Es ist ja oft so: Man lernt eine gute Geschichte oder Musik[*] in einer bestimmten Interpretation kennen und damit setzt diese Interpretation den Standard. Alle späteren (oder auch nur später kennengelernten) Versionen werden es schwer haben, dagegen zu bestehen. Die Sinfonie setzt ein, man schlägt die Augen auf, ruft: »Mama!«, und später wird keine andere Aufnahme je so klingen wie Mama - auch wenn wir auf der Party unserem Bekannten weismachen wollen, sie sei nur deswegen die beste, weil sie erstens und zweitens, und überhaupt so tun, als hätten wir uns bewusst für sie entschieden.
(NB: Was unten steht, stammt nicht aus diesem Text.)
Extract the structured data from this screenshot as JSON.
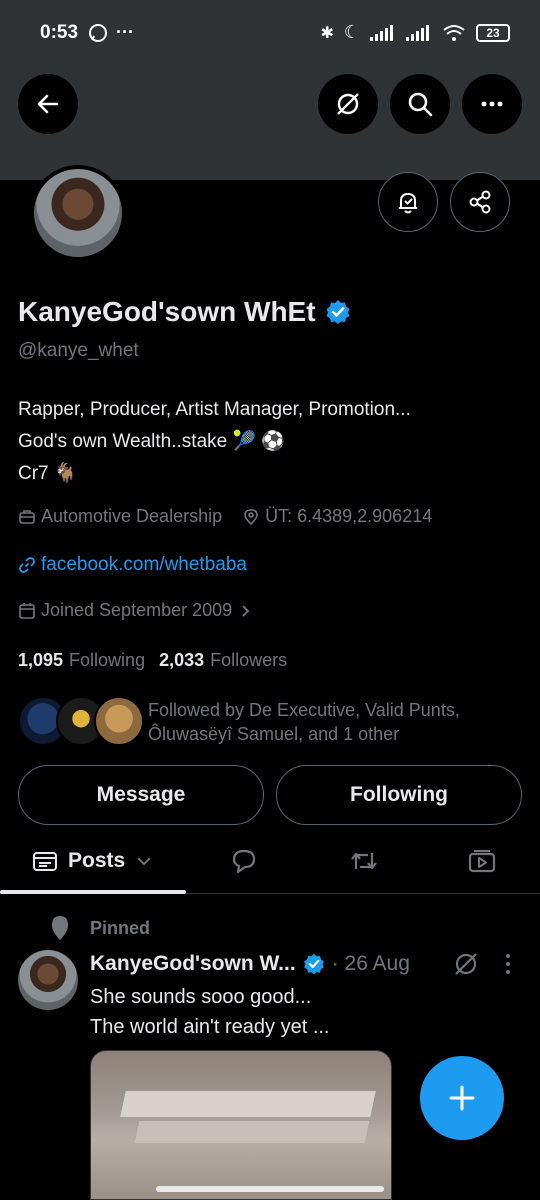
{
  "status_bar": {
    "time": "0:53",
    "battery": "23"
  },
  "profile": {
    "display_name": "KanyeGod'sown WhEt",
    "handle": "@kanye_whet",
    "bio_lines": [
      "Rapper, Producer, Artist Manager, Promotion...",
      "God's own Wealth..stake 🎾 ⚽",
      "Cr7 🐐"
    ],
    "category": "Automotive Dealership",
    "location": "ÜT: 6.4389,2.906214",
    "website": "facebook.com/whetbaba",
    "joined": "Joined September 2009",
    "following_count": "1,095",
    "following_label": "Following",
    "followers_count": "2,033",
    "followers_label": "Followers",
    "followed_by": "Followed by De Executive, Valid Punts, Ôluwasëyî Samuel, and 1 other",
    "message_label": "Message",
    "following_button_label": "Following"
  },
  "tabs": {
    "posts_label": "Posts"
  },
  "post": {
    "pinned_label": "Pinned",
    "author": "KanyeGod'sown W...",
    "date": "· 26 Aug",
    "text_line1": "She sounds sooo good...",
    "text_line2": "The world ain't ready yet ..."
  },
  "colors": {
    "accent": "#1d9bf0",
    "background": "#000000",
    "muted": "#71767b",
    "banner": "#2f3336"
  },
  "icons": [
    "back-arrow-icon",
    "grok-icon",
    "search-icon",
    "more-horizontal-icon",
    "bell-check-icon",
    "share-icon",
    "verified-badge-icon",
    "briefcase-icon",
    "location-pin-icon",
    "link-icon",
    "calendar-icon",
    "posts-tab-icon",
    "chevron-down-icon",
    "reply-icon",
    "repost-icon",
    "media-icon",
    "pin-icon",
    "plus-icon"
  ]
}
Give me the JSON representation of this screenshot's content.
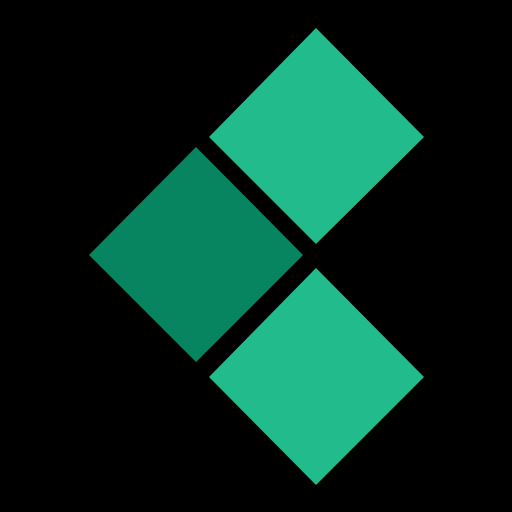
{
  "logo": {
    "icon": "three-diamond-logo-icon",
    "background_color": "#000000",
    "colors": {
      "light_green": "#22BB8B",
      "dark_green": "#078460"
    },
    "tiles": [
      {
        "name": "top-right-diamond",
        "color_key": "light_green"
      },
      {
        "name": "middle-left-diamond",
        "color_key": "dark_green"
      },
      {
        "name": "bottom-right-diamond",
        "color_key": "light_green"
      }
    ]
  }
}
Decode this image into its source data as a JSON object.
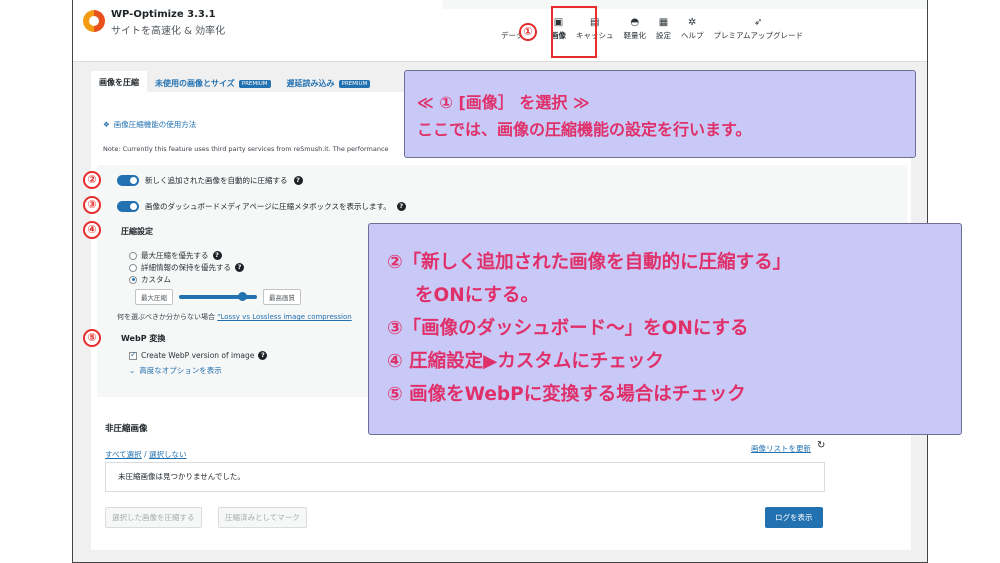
{
  "app": {
    "title": "WP-Optimize 3.3.1",
    "subtitle": "サイトを高速化 & 効率化"
  },
  "nav": [
    {
      "label": "データ",
      "icon": "database-icon"
    },
    {
      "label": "画像",
      "icon": "image-icon",
      "active": true
    },
    {
      "label": "キャッシュ",
      "icon": "cache-icon"
    },
    {
      "label": "軽量化",
      "icon": "minify-icon"
    },
    {
      "label": "設定",
      "icon": "settings-icon"
    },
    {
      "label": "ヘルプ",
      "icon": "help-icon"
    },
    {
      "label": "プレミアムアップグレード",
      "icon": "rocket-icon"
    }
  ],
  "tabs": [
    {
      "label": "画像を圧縮",
      "active": true
    },
    {
      "label": "未使用の画像とサイズ",
      "badge": "PREMIUM"
    },
    {
      "label": "遅延読み込み",
      "badge": "PREMIUM"
    }
  ],
  "howto": "画像圧縮機能の使用方法",
  "note": "Note: Currently this feature uses third party services from reSmush.it. The performance",
  "settings": {
    "auto_compress": "新しく追加された画像を自動的に圧縮する",
    "show_metabox": "画像のダッシュボードメディアページに圧縮メタボックスを表示します。",
    "compression_heading": "圧縮設定",
    "options": [
      "最大圧縮を優先する",
      "詳細情報の保持を優先する",
      "カスタム"
    ],
    "selected_option": "カスタム",
    "slider_min_label": "最大圧縮",
    "slider_max_label": "最高画質",
    "slider_value": 0.85,
    "lossy_prefix": "何を選ぶべきか分からない場合",
    "lossy_link": "\"Lossy vs Lossless image compression",
    "webp_heading": "WebP 変換",
    "webp_checkbox": "Create WebP version of image",
    "show_options": "高度なオプションを表示"
  },
  "uncompressed": {
    "heading": "非圧縮画像",
    "select_all": "すべて選択",
    "separator": "/",
    "select_none": "選択しない",
    "refresh": "画像リストを更新",
    "empty": "未圧縮画像は見つかりませんでした。",
    "btn_compress": "選択した画像を圧縮する",
    "btn_mark": "圧縮済みとしてマーク",
    "btn_log": "ログを表示"
  },
  "annotations": {
    "n1": "①",
    "n2": "②",
    "n3": "③",
    "n4": "④",
    "n5": "⑤",
    "callout1_line1": "≪ ① [画像］ を選択 ≫",
    "callout1_line2": "ここでは、画像の圧縮機能の設定を行います。",
    "callout2_line1": "②「新しく追加された画像を自動的に圧縮する」",
    "callout2_line2": "をONにする。",
    "callout2_line3": "③「画像のダッシュボード～」をONにする",
    "callout2_line4": "④ 圧縮設定▶カスタムにチェック",
    "callout2_line5": "⑤ 画像をWebPに変換する場合はチェック"
  },
  "colors": {
    "accent": "#2271b1",
    "annotation": "#e62c2c",
    "callout_bg": "#c9c9f7",
    "callout_text": "#e0306a"
  }
}
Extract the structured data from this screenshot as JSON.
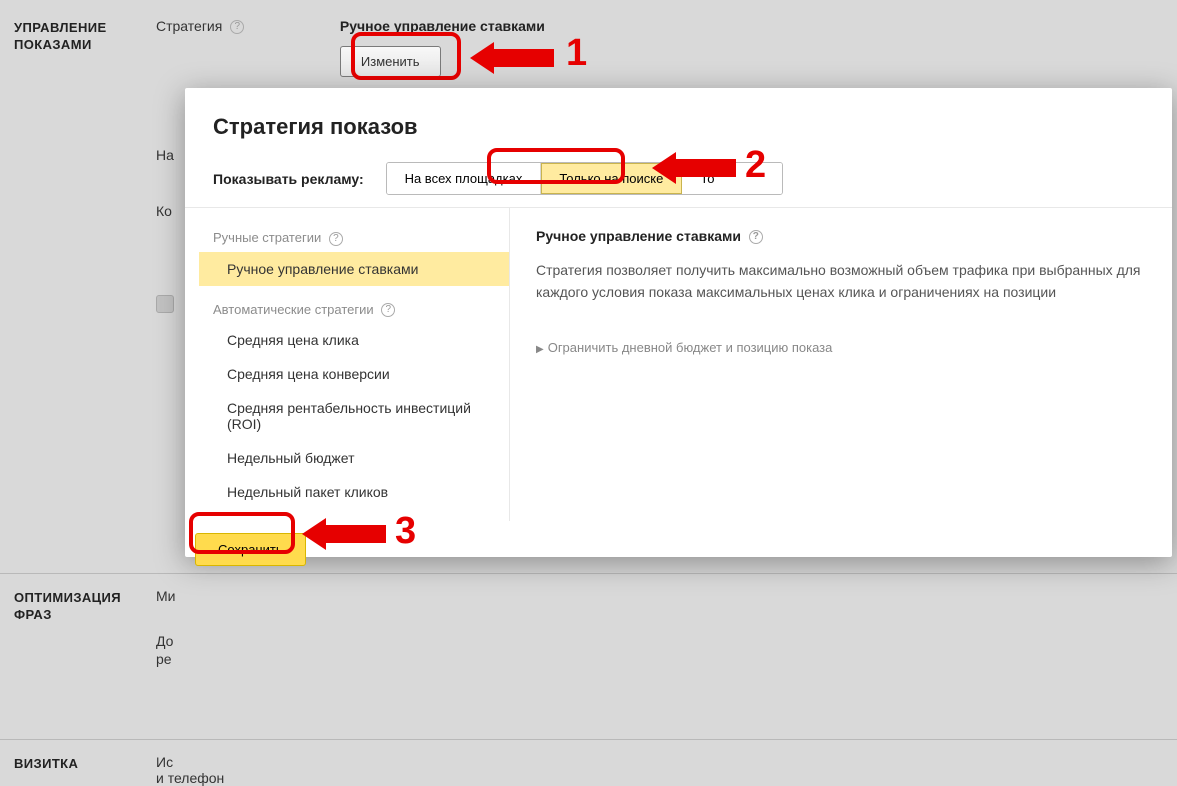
{
  "page": {
    "section1": {
      "label": "УПРАВЛЕНИЕ ПОКАЗАМИ",
      "field_label": "Стратегия",
      "strategy_title": "Ручное управление ставками",
      "change_btn": "Изменить",
      "row2_label_stub": "На",
      "row3_label_stub": "Ко"
    },
    "section2": {
      "label": "ОПТИМИЗАЦИЯ ФРАЗ",
      "field_label_stub": "Ми",
      "row2a": "До",
      "row2b": "ре"
    },
    "section3": {
      "label": "ВИЗИТКА",
      "field_label_stub": "Ис",
      "field_label_sub": "и телефон"
    }
  },
  "annotations": {
    "n1": "1",
    "n2": "2",
    "n3": "3"
  },
  "modal": {
    "title": "Стратегия показов",
    "show_label": "Показывать рекламу:",
    "seg": [
      "На всех площадках",
      "Только на поиске",
      "То"
    ],
    "group1": "Ручные стратегии",
    "group2": "Автоматические стратегии",
    "manual_item": "Ручное управление ставками",
    "auto_items": [
      "Средняя цена клика",
      "Средняя цена конверсии",
      "Средняя рентабельность инвестиций (ROI)",
      "Недельный бюджет",
      "Недельный пакет кликов"
    ],
    "right_title": "Ручное управление ставками",
    "right_desc": "Стратегия позволяет получить максимально возможный объем трафика при выбранных для каждого условия показа максимальных ценах клика и ограничениях на позиции",
    "accordion": "Ограничить дневной бюджет и позицию показа",
    "save": "Сохранить"
  }
}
Jedenfalls.[**] Unter allen Pinocchio-Adaptionen ist meine Mama die italienische Verfilmung aus dem Jahr 1971. Ich weiß nicht mehr genau, wann und wo ich sie gesehen hatte, vermutlich war es wohl im Alter von sechs Jahren und in der ARD, wie man jetzt nachlesen kann. Auch hatte ich damals wohl mindestens eine Folge versäumt, soviel wusste ich noch. Woran ich mich aber vor allem erinnern kann, ist die Traurigkeit, die dieser Film mit seiner Titelmelodie (die ich seitdem nie vergessen hatte) und der alles andere als niedlichen Umsetzung in mir auslöste; eine große, schöne Traurigkeit angesichts der rauen Wirklichkeit eines italienischen Bergdorfs im Winter, des herzensguten Schreiners Gepetto, der so bettelarm ist, dass er sein Essen aus harten Brotresten mit Regenwasser zubereiten muss und sich zwischendurch im Stall eines Nachbarn am Esel wärmt, dann die vielen egoistischen und hinterhältigen Menschen rundherum und mittendrin der naiv-freche Lausejunge Pinocchio, durch Feenzauber zum Leben erweckt aus einer Holzpuppe, die sich Gepetto als Ersatz für einen Sohn geschnitzt hatte.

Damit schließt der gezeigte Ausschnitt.